Sanyal had a 32-year career with BP plc globally. From 2007 to 2011, he was Group Treasurer and Chair of BP Investment Management. During this period, he led the company's financial defence during the Deepwater Horizon incident. Between 2003 and 2007, Sanyal served as the CEO of Air BP International, and from 1999 to 2002, Sanyal was CEO of BP Eastern Mediterranean. He has extensive experience in trading, business development and managing large-scale operations.

== Memberships ==
Sanyal is an independent non-executive director on the board of M&G plc since May 2022. He was an independent non-executive director of Man Group plc (2013–2022). He is a member of the advisory board of the Centre for European Reform and a Fellow of the Energy Institute.
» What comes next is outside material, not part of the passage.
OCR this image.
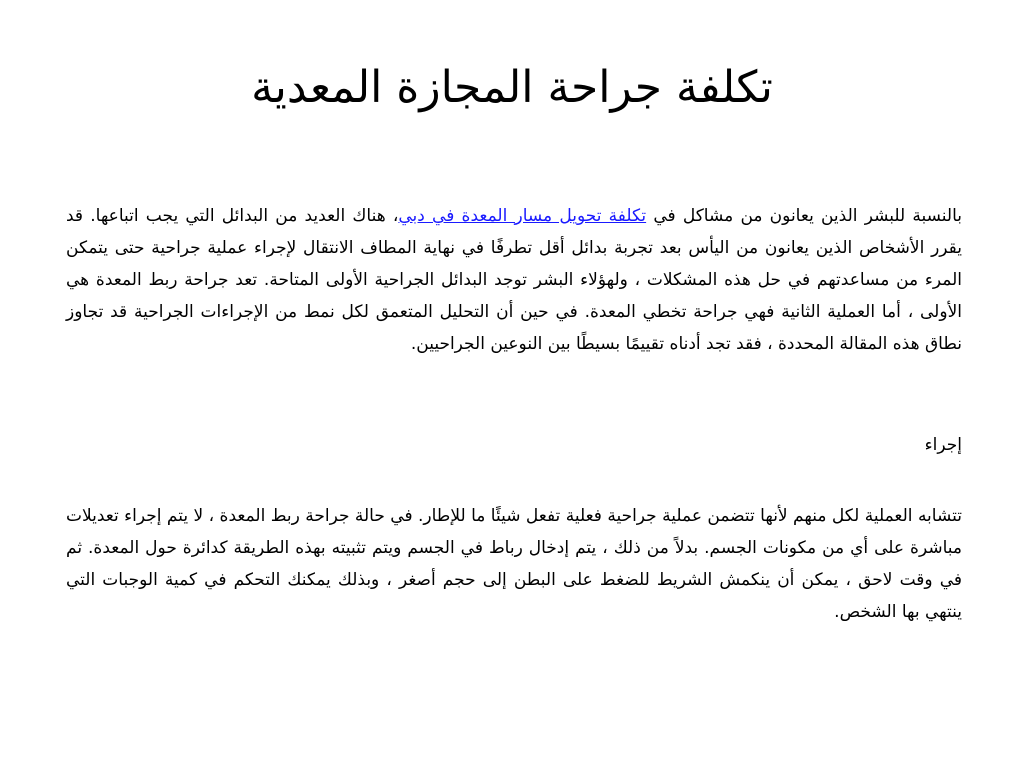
تكلفة جراحة المجازة المعدية

بالنسبة للبشر الذين يعانون من مشاكل في تكلفة تحويل مسار المعدة في دبي، هناك العديد من البدائل التي يجب اتباعها. قد يقرر الأشخاص الذين يعانون من اليأس بعد تجربة بدائل أقل تطرفًا في نهاية المطاف الانتقال لإجراء عملية جراحية حتى يتمكن المرء من مساعدتهم في حل هذه المشكلات ، ولهؤلاء البشر توجد البدائل الجراحية الأولى المتاحة. تعد جراحة ربط المعدة هي الأولى ، أما العملية الثانية فهي جراحة تخطي المعدة. في حين أن التحليل المتعمق لكل نمط من الإجراءات الجراحية قد تجاوز نطاق هذه المقالة المحددة ، فقد تجد أدناه تقييمًا بسيطًا بين النوعين الجراحيين.

إجراء

تتشابه العملية لكل منهم لأنها تتضمن عملية جراحية فعلية تفعل شيئًا ما للإطار. في حالة جراحة ربط المعدة ، لا يتم إجراء تعديلات مباشرة على أي من مكونات الجسم. بدلاً من ذلك ، يتم إدخال رباط في الجسم ويتم تثبيته بهذه الطريقة كدائرة حول المعدة. ثم في وقت لاحق ، يمكن أن ينكمش الشريط للضغط على البطن إلى حجم أصغر ، وبذلك يمكنك التحكم في كمية الوجبات التي ينتهي بها الشخص.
Prior to this, he was a member of the energy advisory board of the Government of India (2017–2023); Accenture Global Energy Board (2012–2018); Global Council of the International Crisis Group (2012–2020); Vice Chairman, Centre for China in the World Economy, Tsinghua University (2014–2019); The Duke of Edinburgh’s International Award Foundation Business Leaders Group (2012–2015); and Trustee of Career Ready (2007–2013).